Entretanto, como diz Wisnik, “A série harmônica [formada pela seqüência dos harmônicos superiores] é a única ‘escala’ natural, inerente à própria ordem do fenômeno acústico. Todas as outras são construções artificiais das culturas, combinações fabricadas pelos homens, dialogando, de alguma forma, com a série harmônica, que permanece como referência modelar subjacente, seu paradigma”.270 A existência de um “timbre do espaço Nordeste” emerge, então, como uma idealização teórica e estética, partindo de preceitos da musicologia erudita européia, incorporados por Ariano a elementos da dita música popular nordestina – a rabeca, a viola – e que os músicos armoriais pretenderam, em seu trabalho, levar a cabo.

268

SCHOENBERG, Arnold.

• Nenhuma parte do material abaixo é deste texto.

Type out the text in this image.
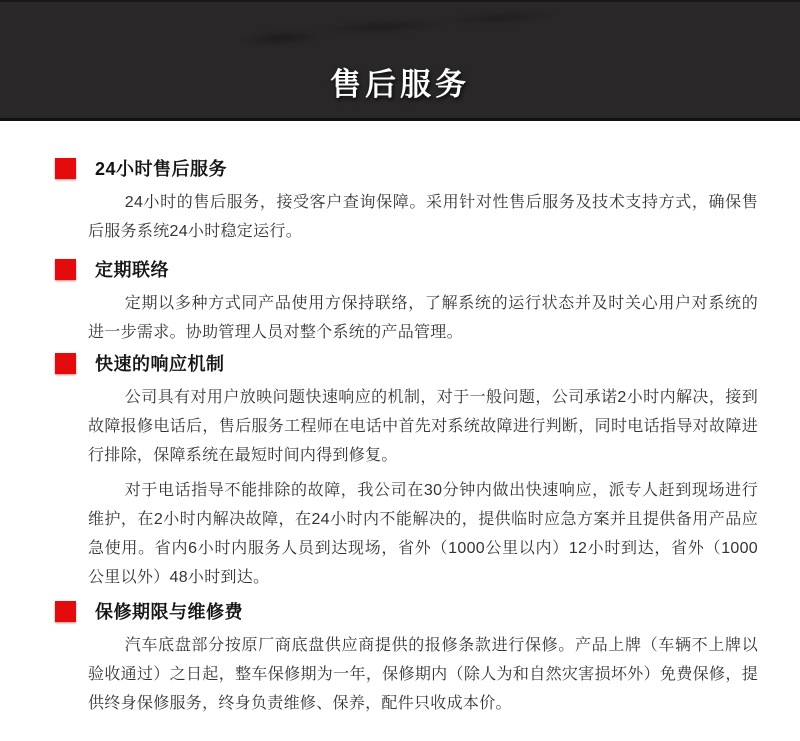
售后服务
24小时售后服务

24小时的售后服务，接受客户查询保障。采用针对性售后服务及技术支持方式，确保售后服务系统24小时稳定运行。

定期联络

定期以多种方式同产品使用方保持联络，了解系统的运行状态并及时关心用户对系统的进一步需求。协助管理人员对整个系统的产品管理。

快速的响应机制

公司具有对用户放映问题快速响应的机制，对于一般问题，公司承诺2小时内解决，接到故障报修电话后，售后服务工程师在电话中首先对系统故障进行判断，同时电话指导对故障进行排除，保障系统在最短时间内得到修复。

对于电话指导不能排除的故障，我公司在30分钟内做出快速响应，派专人赶到现场进行维护，在2小时内解决故障，在24小时内不能解决的，提供临时应急方案并且提供备用产品应急使用。省内6小时内服务人员到达现场，省外（1000公里以内）12小时到达，省外（1000公里以外）48小时到达。

保修期限与维修费

汽车底盘部分按原厂商底盘供应商提供的报修条款进行保修。产品上牌（车辆不上牌以验收通过）之日起，整车保修期为一年，保修期内（除人为和自然灾害损坏外）免费保修，提供终身保修服务，终身负责维修、保养，配件只收成本价。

Harmonia. São Paulo: UNESP, 2001.

269

Sobre a sua “representação vertical”, Schoenberg se refere à notação musical em pauta, onde duas notas simultâneas são representadas uma sobre a outra seguindo uma direção vertical no plano do pentagrama, enquanto que duas notas tocadas em seqüencia são notadas uma após a outra na direção horizontal.

270

WISNIK, José Miguel. O som e o sentido: uma outra história das músicas. São Paulo: Companhia das Letras, 1989, p. 24.

O marimbau

A utilização do marimbau, ao contrário da viola sertaneja e da rabeca, não está condicionado à sua presença nos ditos conjuntos populares de música do Nordeste. O marimbau é um instrumento inventado, construído especificamente para uso do Armorial e com uma sonoridade elaborada para representar principalmente a influência da cultura moura sobre a formação do imaginário nordestino.

Inspirado no berimbau-de-lata, uma versão do berimbau da Bahia, encontrado em algumas cidades do Nordeste, o assim batizado marimbau nordestino foi fruto de uma pesquisa sonora desenvolvida por músicos como Fernando Torres Barbosa, integrante do Quinteto, e Antúlio Madureira, irmão de Antônio e por esse convidado a participar como instrumentista da Orquestra Romançal.

Falando sobre a adoção do marimbau na formação do Quinteto Armorial, Ariano explica:

[...] há muito tempo, desejava introduzir no conjunto camerístico, um instrumento usado pelo Povo nordestino, o ‘berimbau-de-lata’ assim chamado para se distinguir do ‘berimbau bahiano”. Consiste o ‘berimbau-de-lata’ num arame, pregado a uma tábua e esticado por cima de duas latas que servem, ao mesmo tempo, de cavalete para o arame e de caixa de ressonância.271

Ainda é Ariano quem define o papel do marimbau dentro da sonoridade do conjunto. Para ele, esse “estranho e belo instrumento, de som áspero e monocórdico” estaria lá para lembrar, assim como a rabeca, “os instrumentos hindus ou árabes, estes últimos de presença tão marcante no Nordeste, por causa de nossa herança ibérica”.272

Portanto, os assim considerados instrumentos populares nordestinos foram intensamente utilizados pelo Armorial não simplesmente por seu valor estético, mas com uma clara intenção ideológica de instaurar, através de seus timbres característicos, de sua sonoridade, uma conexão entre a música do Movimento e o espaço Nordeste por ele imaginado.

271

SUASSUNA, Ariano. Ariano Suassuna e o quinteto armorial. Correio Braziliense, Brasília, p. 6, 28 mar 1976.

272

SUASSUNA, Ariano. A arte armorial. Texto de apresentação presente no programa do concerto de lançamento do Movimento Armorial. Catedral de São Pedro dos Clérigos, Recife, 18 set 1970. (Folheto).